What this shows is that authors (and, conceivably, the marketplace) have reached the next step in Queer writing: now that folk are "out" what happens next in their lives? Adventures, mishaps, high jinks…the wealth of human imagination is now in play for such characters. There is still a need for "coming out" tales; not every Queer person has the drive, the freedom, or even awareness of being self-actualized young in life. For some it remains a long and difficult journey. But if the closeted can discover, can devour, stories that show life does move steadily onwards after announcing a minority sexual or gender identity, then their path to pride and acceptance is one step closer to achievement.
Wendy N. Wagner (managing editor):
As I've collected the personal essays for QDSF, I've had several of the writers tell me that they have work that's been rejected from publications because their work was "too gay" or because it put too much focus on trans issues or it just wasn't mainstream enough. I think this happens to women and other marginalized voices, too—some publications just aren't interested in sharing work that deviates from their sense of the social norm. But I believe that writers create their most insightful work when they have the space to draw on their entire personal experience, and the Queers Destroy projects are places where queer writers can feel free to be themselves, truly and deeply. That's got to encourage people to dig deep and create something amazing.
The Queers Destroy projects are about inclusivity and making SF/F a safer, more welcoming space for queer writers.

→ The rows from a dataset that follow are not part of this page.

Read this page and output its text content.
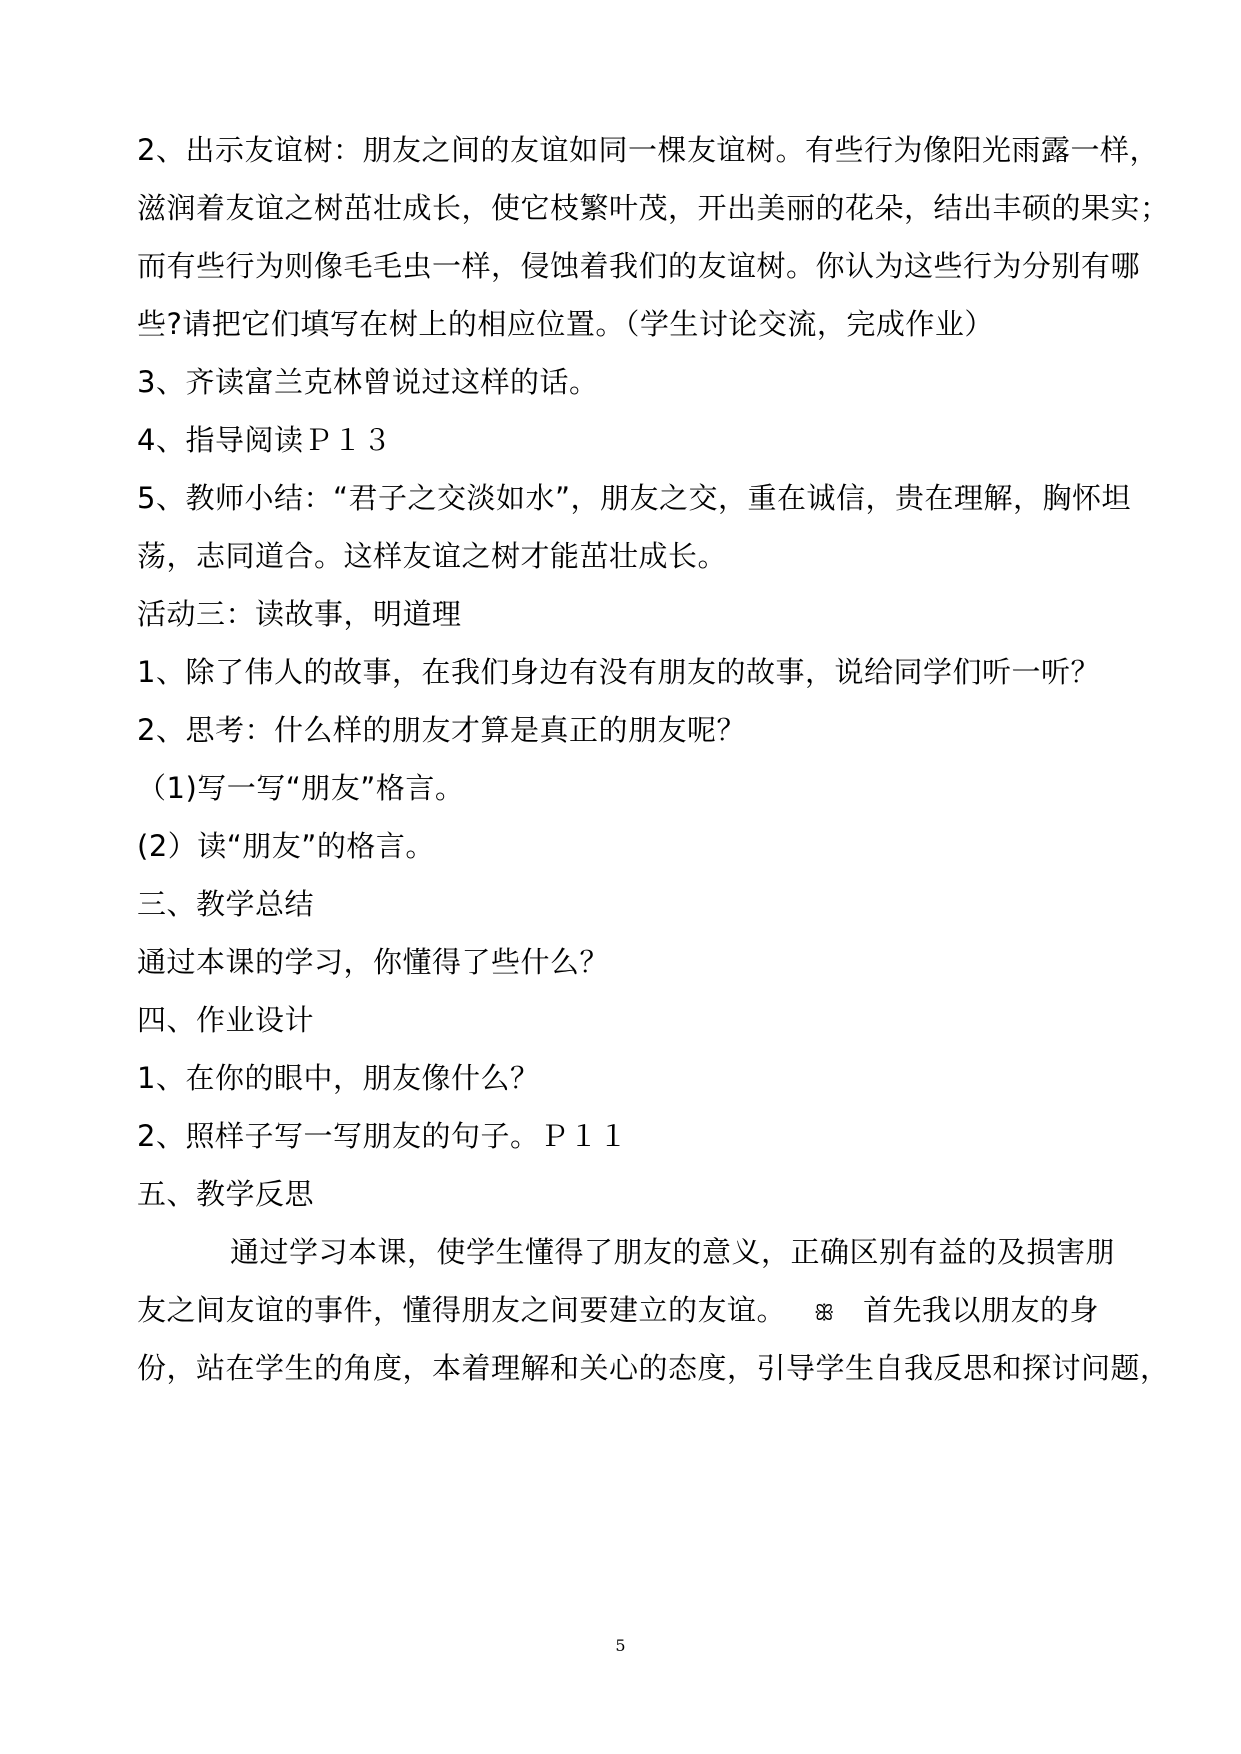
2、出示友谊树：朋友之间的友谊如同一棵友谊树。有些行为像阳光雨露一样，
滋润着友谊之树茁壮成长，使它枝繁叶茂，开出美丽的花朵，结出丰硕的果实；
而有些行为则像毛毛虫一样，侵蚀着我们的友谊树。你认为这些行为分别有哪
些?请把它们填写在树上的相应位置。（学生讨论交流，完成作业）
3、齐读富兰克林曾说过这样的话。
4、指导阅读Ｐ１３
5、教师小结：“君子之交淡如水”，朋友之交，重在诚信，贵在理解，胸怀坦
荡，志同道合。这样友谊之树才能茁壮成长。
活动三：读故事，明道理
1、除了伟人的故事，在我们身边有没有朋友的故事，说给同学们听一听？
2、思考：什么样的朋友才算是真正的朋友呢？
（1)写一写“朋友”格言。
(2）读“朋友”的格言。
三、教学总结
通过本课的学习，你懂得了些什么？
四、作业设计
1、在你的眼中，朋友像什么？
2、照样子写一写朋友的句子。Ｐ１１
五、教学反思
通过学习本课，使学生懂得了朋友的意义，正确区别有益的及损害朋
友之间友谊的事件，懂得朋友之间要建立的友谊。 ꕥ 首先我以朋友的身
份，站在学生的角度，本着理解和关心的态度，引导学生自我反思和探讨问题，
5
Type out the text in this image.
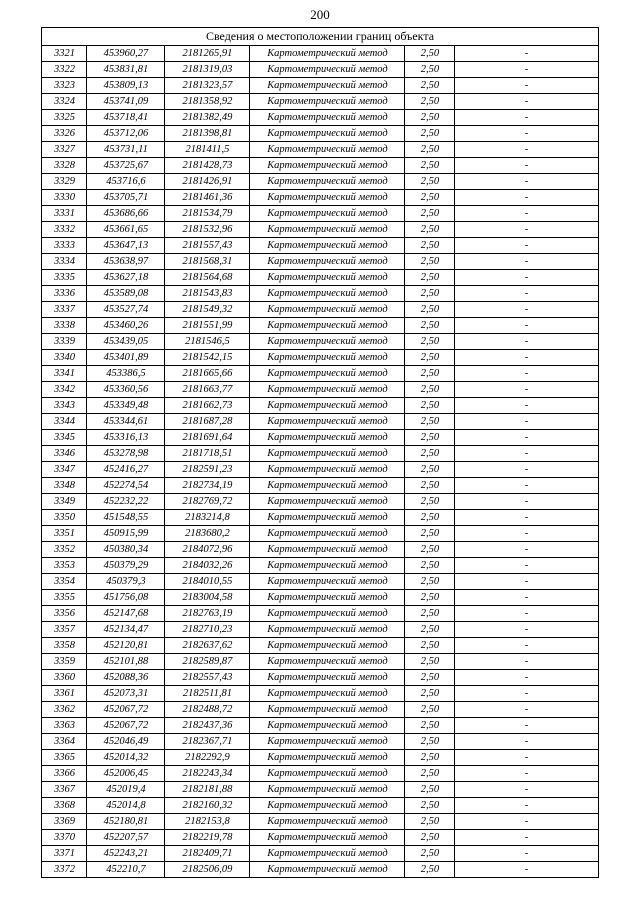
200
Сведения о местоположении границ объекта					
3321	453960,27	2181265,91	Картометрический метод	2,50	-
3322	453831,81	2181319,03	Картометрический метод	2,50	-
3323	453809,13	2181323,57	Картометрический метод	2,50	-
3324	453741,09	2181358,92	Картометрический метод	2,50	-
3325	453718,41	2181382,49	Картометрический метод	2,50	-
3326	453712,06	2181398,81	Картометрический метод	2,50	-
3327	453731,11	2181411,5	Картометрический метод	2,50	-
3328	453725,67	2181428,73	Картометрический метод	2,50	-
3329	453716,6	2181426,91	Картометрический метод	2,50	-
3330	453705,71	2181461,36	Картометрический метод	2,50	-
3331	453686,66	2181534,79	Картометрический метод	2,50	-
3332	453661,65	2181532,96	Картометрический метод	2,50	-
3333	453647,13	2181557,43	Картометрический метод	2,50	-
3334	453638,97	2181568,31	Картометрический метод	2,50	-
3335	453627,18	2181564,68	Картометрический метод	2,50	-
3336	453589,08	2181543,83	Картометрический метод	2,50	-
3337	453527,74	2181549,32	Картометрический метод	2,50	-
3338	453460,26	2181551,99	Картометрический метод	2,50	-
3339	453439,05	2181546,5	Картометрический метод	2,50	-
3340	453401,89	2181542,15	Картометрический метод	2,50	-
3341	453386,5	2181665,66	Картометрический метод	2,50	-
3342	453360,56	2181663,77	Картометрический метод	2,50	-
3343	453349,48	2181662,73	Картометрический метод	2,50	-
3344	453344,61	2181687,28	Картометрический метод	2,50	-
3345	453316,13	2181691,64	Картометрический метод	2,50	-
3346	453278,98	2181718,51	Картометрический метод	2,50	-
3347	452416,27	2182591,23	Картометрический метод	2,50	-
3348	452274,54	2182734,19	Картометрический метод	2,50	-
3349	452232,22	2182769,72	Картометрический метод	2,50	-
3350	451548,55	2183214,8	Картометрический метод	2,50	-
3351	450915,99	2183680,2	Картометрический метод	2,50	-
3352	450380,34	2184072,96	Картометрический метод	2,50	-
3353	450379,29	2184032,26	Картометрический метод	2,50	-
3354	450379,3	2184010,55	Картометрический метод	2,50	-
3355	451756,08	2183004,58	Картометрический метод	2,50	-
3356	452147,68	2182763,19	Картометрический метод	2,50	-
3357	452134,47	2182710,23	Картометрический метод	2,50	-
3358	452120,81	2182637,62	Картометрический метод	2,50	-
3359	452101,88	2182589,87	Картометрический метод	2,50	-
3360	452088,36	2182557,43	Картометрический метод	2,50	-
3361	452073,31	2182511,81	Картометрический метод	2,50	-
3362	452067,72	2182488,72	Картометрический метод	2,50	-
3363	452067,72	2182437,36	Картометрический метод	2,50	-
3364	452046,49	2182367,71	Картометрический метод	2,50	-
3365	452014,32	2182292,9	Картометрический метод	2,50	-
3366	452006,45	2182243,34	Картометрический метод	2,50	-
3367	452019,4	2182181,88	Картометрический метод	2,50	-
3368	452014,8	2182160,32	Картометрический метод	2,50	-
3369	452180,81	2182153,8	Картометрический метод	2,50	-
3370	452207,57	2182219,78	Картометрический метод	2,50	-
3371	452243,21	2182409,71	Картометрический метод	2,50	-
3372	452210,7	2182506,09	Картометрический метод	2,50	-
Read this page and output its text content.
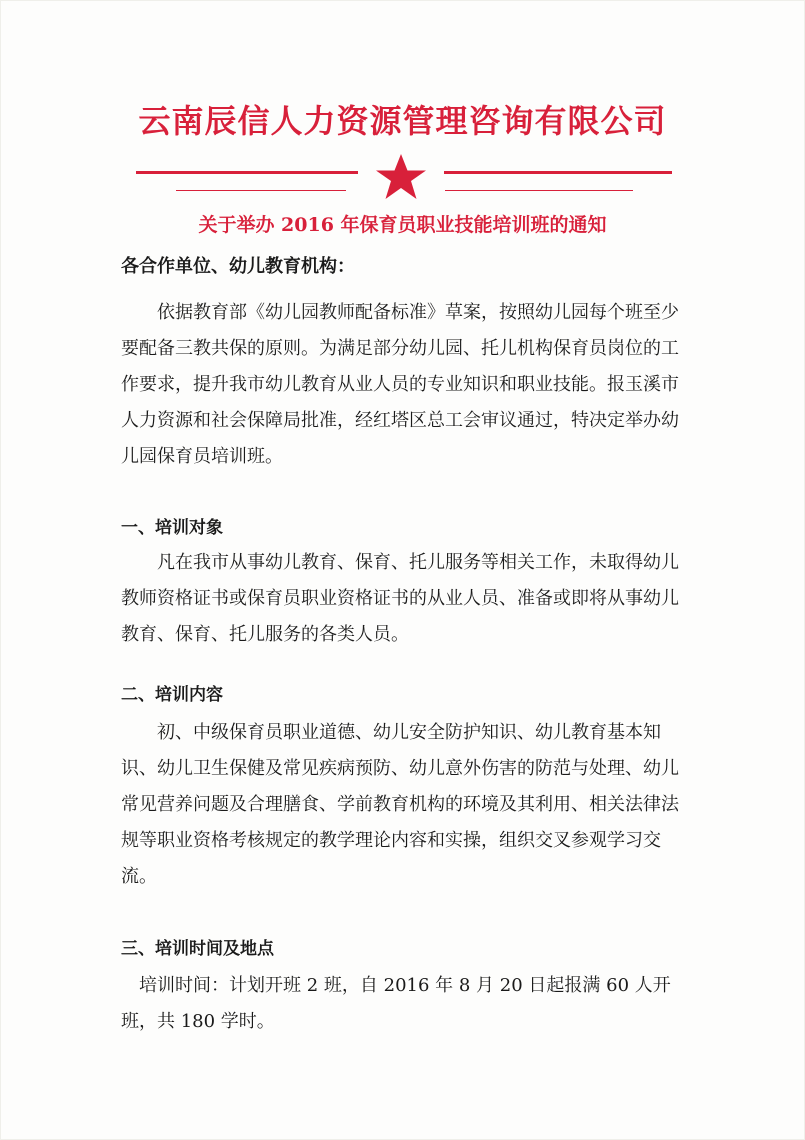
云南辰信人力资源管理咨询有限公司
关于举办 2016 年保育员职业技能培训班的通知
各合作单位、幼儿教育机构：
依据教育部《幼儿园教师配备标准》草案，按照幼儿园每个班至少要配备三教共保的原则。为满足部分幼儿园、托儿机构保育员岗位的工作要求，提升我市幼儿教育从业人员的专业知识和职业技能。报玉溪市人力资源和社会保障局批准，经红塔区总工会审议通过，特决定举办幼儿园保育员培训班。
一、培训对象
凡在我市从事幼儿教育、保育、托儿服务等相关工作，未取得幼儿教师资格证书或保育员职业资格证书的从业人员、准备或即将从事幼儿教育、保育、托儿服务的各类人员。
二、培训内容
初、中级保育员职业道德、幼儿安全防护知识、幼儿教育基本知识、幼儿卫生保健及常见疾病预防、幼儿意外伤害的防范与处理、幼儿常见营养问题及合理膳食、学前教育机构的环境及其利用、相关法律法规等职业资格考核规定的教学理论内容和实操，组织交叉参观学习交流。
三、培训时间及地点
培训时间：计划开班 2 班，自 2016 年 8 月 20 日起报满 60 人开班，共 180 学时。
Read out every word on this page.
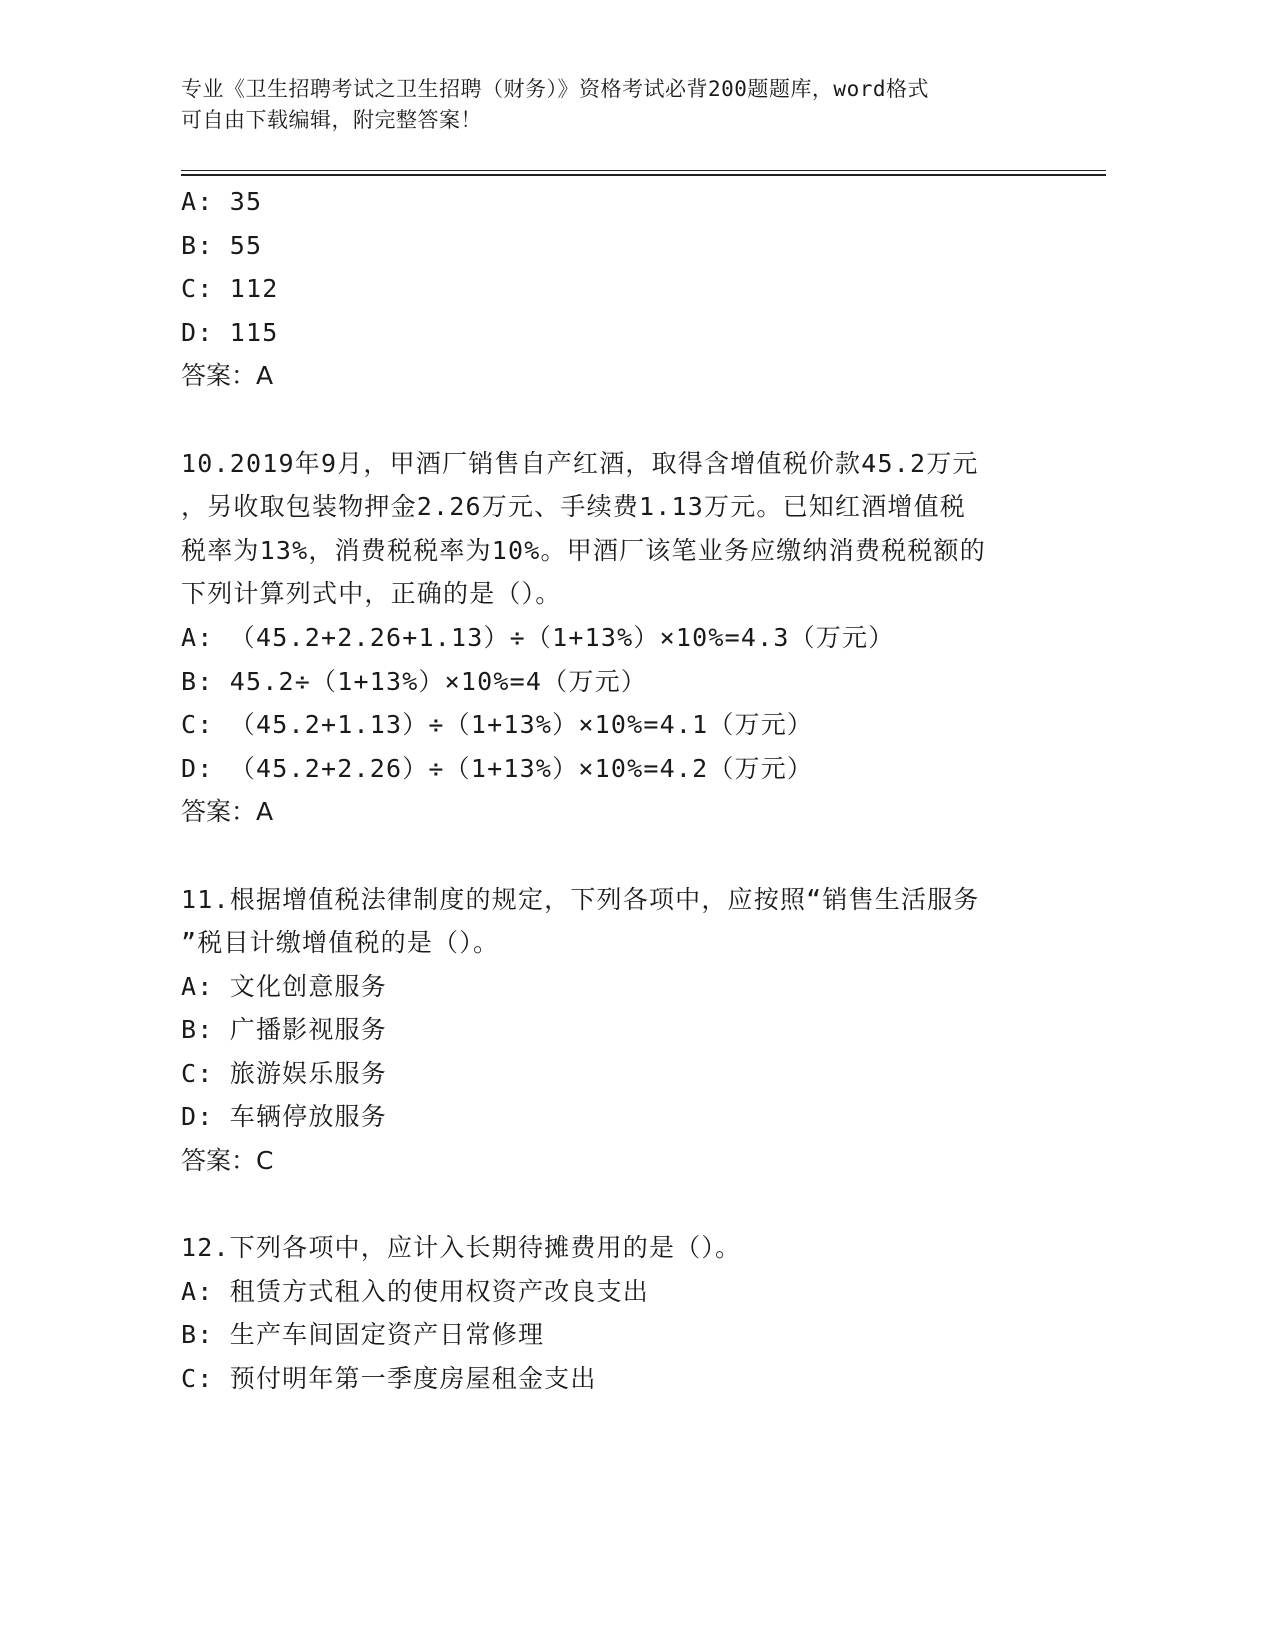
专业《卫生招聘考试之卫生招聘（财务）》资格考试必背200题题库，word格式
可自由下载编辑，附完整答案！
A: 35
B: 55
C: 112
D: 115
答案：A
10.2019年9月，甲酒厂销售自产红酒，取得含增值税价款45.2万元
，另收取包装物押金2.26万元、手续费1.13万元。已知红酒增值税
税率为13%，消费税税率为10%。甲酒厂该笔业务应缴纳消费税税额的
下列计算列式中，正确的是（）。
A: （45.2+2.26+1.13）÷（1+13%）×10%=4.3（万元）
B: 45.2÷（1+13%）×10%=4（万元）
C: （45.2+1.13）÷（1+13%）×10%=4.1（万元）
D: （45.2+2.26）÷（1+13%）×10%=4.2（万元）
答案：A
11.根据增值税法律制度的规定，下列各项中，应按照“销售生活服务
”税目计缴增值税的是（）。
A: 文化创意服务
B: 广播影视服务
C: 旅游娱乐服务
D: 车辆停放服务
答案：C
12.下列各项中，应计入长期待摊费用的是（）。
A: 租赁方式租入的使用权资产改良支出
B: 生产车间固定资产日常修理
C: 预付明年第一季度房屋租金支出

This isn't about making one great market for queers and other marginalized voices—I hope that seeing the SF/F community rally around the Destroy projects will empower people to destroy all kinds of publications with their great fiction.
Queers Destroy SF!—and the project I'll be guest-editing, Queers Destroy Horror!, is important to me because being bi has colored my work so deeply, and I feel lucky that I've found markets that have been friendly to me. Being queer is like being a woman: it's part of my identity, it's part of my body, it's part of my personal voice and way of seeing the world. Literature is only as good as the unique truths it conveys, and Queers Destroy is a way to put a microphone up to writers whose truths often get hidden or overlooked. If I can encourage more great writers to speak up and be themselves, then I'll feel like I'm a success as an editor.
Seanan McGuire (guest editor-in-chief):
Empathy comes from exposure, and empathy matters. If we remove everyone who is not a reflection of the nebulous "norm" from our fiction, we don't learn how to see other people as people. That's not just a shame; it's wrong. We need to be exposed to all the wondrous diversity of the human condition through fiction, so that we are better prepared to recognize and adore it in reality.